As a reminder, these dates signify general timeframes. New final or proposed rules could come before or after the dates suggested in the agenda. The Reg Flex Agenda only gives insight into the priorities of the Chair as of the date it was submitted — it’s not a definitive guide for anyone trying to predict SEC rulemaking for purposes of specific board agendas, budgets and workflows.
Put this in the category of “nothing is ever easy.” There’s a new development in the multiple cases challenging the FTC’s broad non-compete ban. As reported by Bloomberg, the US District Court for the Eastern District of Pennsylvania found that the FTC “has clear legal authority to issue ‘procedural and substantive rules as is necessary to prevent unfair methods of competition'” and denied a tree trimming company’s motion for a stay of the effective date and a preliminary injunction.

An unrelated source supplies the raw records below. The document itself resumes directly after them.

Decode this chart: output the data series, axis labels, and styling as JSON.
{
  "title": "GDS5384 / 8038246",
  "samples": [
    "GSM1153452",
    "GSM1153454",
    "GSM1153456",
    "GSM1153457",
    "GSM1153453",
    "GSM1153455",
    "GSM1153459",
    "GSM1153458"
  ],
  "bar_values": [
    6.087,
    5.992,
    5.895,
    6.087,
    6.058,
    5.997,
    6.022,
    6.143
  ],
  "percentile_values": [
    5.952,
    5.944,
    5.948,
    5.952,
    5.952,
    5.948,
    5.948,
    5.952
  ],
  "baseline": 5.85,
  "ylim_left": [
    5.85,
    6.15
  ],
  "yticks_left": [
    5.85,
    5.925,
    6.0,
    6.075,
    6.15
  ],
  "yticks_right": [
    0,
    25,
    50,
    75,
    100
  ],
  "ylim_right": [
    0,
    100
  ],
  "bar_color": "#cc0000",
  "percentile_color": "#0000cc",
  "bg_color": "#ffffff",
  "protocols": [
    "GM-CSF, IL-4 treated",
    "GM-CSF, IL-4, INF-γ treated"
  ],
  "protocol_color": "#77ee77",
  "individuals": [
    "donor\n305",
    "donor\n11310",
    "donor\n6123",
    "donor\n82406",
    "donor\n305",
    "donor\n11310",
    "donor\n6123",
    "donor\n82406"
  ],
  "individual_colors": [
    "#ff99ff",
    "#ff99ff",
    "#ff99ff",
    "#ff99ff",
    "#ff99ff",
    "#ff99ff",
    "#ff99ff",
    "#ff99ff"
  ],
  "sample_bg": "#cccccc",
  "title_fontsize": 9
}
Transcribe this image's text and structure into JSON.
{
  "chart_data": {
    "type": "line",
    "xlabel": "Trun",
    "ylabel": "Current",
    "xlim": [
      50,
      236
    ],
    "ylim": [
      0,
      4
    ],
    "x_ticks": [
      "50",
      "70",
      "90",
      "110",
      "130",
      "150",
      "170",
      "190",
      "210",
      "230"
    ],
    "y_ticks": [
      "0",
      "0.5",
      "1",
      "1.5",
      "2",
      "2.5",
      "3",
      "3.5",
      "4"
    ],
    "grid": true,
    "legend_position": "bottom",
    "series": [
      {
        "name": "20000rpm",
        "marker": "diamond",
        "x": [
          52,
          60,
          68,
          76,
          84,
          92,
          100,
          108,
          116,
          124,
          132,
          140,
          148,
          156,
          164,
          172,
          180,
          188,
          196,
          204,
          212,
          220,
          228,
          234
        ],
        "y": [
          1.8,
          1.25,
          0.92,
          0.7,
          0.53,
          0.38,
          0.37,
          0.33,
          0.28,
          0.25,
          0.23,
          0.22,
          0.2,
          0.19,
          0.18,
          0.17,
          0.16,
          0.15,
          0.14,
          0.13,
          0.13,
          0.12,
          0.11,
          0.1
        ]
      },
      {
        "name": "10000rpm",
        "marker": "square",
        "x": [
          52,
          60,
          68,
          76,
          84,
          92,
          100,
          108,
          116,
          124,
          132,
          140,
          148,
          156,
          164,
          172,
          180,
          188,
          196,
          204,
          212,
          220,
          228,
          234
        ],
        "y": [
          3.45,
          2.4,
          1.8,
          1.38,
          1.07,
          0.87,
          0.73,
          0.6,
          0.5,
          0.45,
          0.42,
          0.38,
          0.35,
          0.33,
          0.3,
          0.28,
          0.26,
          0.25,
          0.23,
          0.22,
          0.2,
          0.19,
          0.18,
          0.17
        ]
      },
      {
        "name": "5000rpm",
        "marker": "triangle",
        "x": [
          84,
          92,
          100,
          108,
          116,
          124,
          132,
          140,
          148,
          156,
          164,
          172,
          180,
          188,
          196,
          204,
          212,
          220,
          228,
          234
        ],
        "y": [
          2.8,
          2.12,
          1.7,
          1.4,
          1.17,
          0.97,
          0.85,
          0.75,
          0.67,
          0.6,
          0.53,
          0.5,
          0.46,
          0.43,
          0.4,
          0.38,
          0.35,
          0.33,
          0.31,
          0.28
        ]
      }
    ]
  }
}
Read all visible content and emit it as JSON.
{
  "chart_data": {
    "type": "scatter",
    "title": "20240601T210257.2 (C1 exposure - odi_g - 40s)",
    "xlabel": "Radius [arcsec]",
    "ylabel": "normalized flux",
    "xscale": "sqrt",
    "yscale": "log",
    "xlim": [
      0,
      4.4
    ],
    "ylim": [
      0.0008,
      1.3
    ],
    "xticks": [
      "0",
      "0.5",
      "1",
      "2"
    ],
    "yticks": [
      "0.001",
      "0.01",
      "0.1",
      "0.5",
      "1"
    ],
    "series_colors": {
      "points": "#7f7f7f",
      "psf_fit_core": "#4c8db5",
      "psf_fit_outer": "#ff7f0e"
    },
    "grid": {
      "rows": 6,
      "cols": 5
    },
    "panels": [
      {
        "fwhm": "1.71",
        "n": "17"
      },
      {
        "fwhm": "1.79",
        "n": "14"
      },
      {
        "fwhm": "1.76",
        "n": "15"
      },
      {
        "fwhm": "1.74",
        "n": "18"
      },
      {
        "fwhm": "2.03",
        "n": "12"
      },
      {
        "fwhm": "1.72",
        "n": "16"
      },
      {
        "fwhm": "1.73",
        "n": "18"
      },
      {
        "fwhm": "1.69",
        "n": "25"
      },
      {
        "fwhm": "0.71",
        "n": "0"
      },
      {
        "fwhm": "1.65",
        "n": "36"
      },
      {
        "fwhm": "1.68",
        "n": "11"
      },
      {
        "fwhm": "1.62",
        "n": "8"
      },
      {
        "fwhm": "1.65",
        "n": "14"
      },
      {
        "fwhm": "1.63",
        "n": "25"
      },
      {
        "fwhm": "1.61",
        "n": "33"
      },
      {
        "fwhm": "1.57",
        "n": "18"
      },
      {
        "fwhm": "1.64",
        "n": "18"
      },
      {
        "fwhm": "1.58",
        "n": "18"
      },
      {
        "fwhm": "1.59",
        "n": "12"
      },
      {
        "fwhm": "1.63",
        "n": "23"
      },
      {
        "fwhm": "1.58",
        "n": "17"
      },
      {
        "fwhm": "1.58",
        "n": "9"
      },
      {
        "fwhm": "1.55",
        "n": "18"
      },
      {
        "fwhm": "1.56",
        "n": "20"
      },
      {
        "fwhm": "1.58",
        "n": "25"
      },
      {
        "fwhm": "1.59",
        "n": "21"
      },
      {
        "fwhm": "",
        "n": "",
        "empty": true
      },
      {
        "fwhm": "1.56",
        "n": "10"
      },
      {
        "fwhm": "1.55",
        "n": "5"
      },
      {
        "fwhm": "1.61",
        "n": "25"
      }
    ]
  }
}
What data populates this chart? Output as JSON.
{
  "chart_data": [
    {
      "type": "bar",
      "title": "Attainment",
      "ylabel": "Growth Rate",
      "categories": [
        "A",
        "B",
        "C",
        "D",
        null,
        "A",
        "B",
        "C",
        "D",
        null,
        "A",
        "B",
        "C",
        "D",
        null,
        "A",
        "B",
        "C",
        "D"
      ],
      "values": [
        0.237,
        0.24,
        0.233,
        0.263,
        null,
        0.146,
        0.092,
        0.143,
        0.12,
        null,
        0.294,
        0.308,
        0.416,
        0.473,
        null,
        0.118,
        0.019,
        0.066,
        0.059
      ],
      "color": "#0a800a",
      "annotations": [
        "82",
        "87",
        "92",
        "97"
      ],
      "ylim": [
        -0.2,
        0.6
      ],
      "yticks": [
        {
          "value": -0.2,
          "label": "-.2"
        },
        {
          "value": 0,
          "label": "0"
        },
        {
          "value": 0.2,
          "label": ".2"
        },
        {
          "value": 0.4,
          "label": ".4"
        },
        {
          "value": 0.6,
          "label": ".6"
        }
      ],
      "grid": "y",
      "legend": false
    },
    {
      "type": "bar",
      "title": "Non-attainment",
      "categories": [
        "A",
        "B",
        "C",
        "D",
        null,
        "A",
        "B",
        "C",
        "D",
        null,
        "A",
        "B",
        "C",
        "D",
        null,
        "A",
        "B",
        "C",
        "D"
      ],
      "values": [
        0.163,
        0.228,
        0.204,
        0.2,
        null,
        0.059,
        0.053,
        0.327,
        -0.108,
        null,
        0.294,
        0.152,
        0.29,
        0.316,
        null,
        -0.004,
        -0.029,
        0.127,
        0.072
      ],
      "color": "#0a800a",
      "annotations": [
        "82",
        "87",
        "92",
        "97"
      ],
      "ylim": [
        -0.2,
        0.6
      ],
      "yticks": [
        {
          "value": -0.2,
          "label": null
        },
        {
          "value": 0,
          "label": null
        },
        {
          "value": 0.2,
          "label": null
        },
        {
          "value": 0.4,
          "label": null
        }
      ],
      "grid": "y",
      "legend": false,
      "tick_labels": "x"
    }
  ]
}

This decision seems to directly conflict with an early July order by a federal judge in Texas granting a tax services firm’s motion for a preliminary injunction of the ban (which was limited to the plaintiffs and plaintiff-intervenors) — creating a divide in the judiciary. The article says, “a real estate firm in The Villages, Fla., is also pursuing a lawsuit over the rule in the Middle District of Florida.”
This Troutman Pepper alert says, “employers should take steps now to prepare for the possibility of the ban becoming effective right after Labor Day.” While the Texas court plans to issue a ruling on the merits by August 30, that is only four days before the ban’s effective date.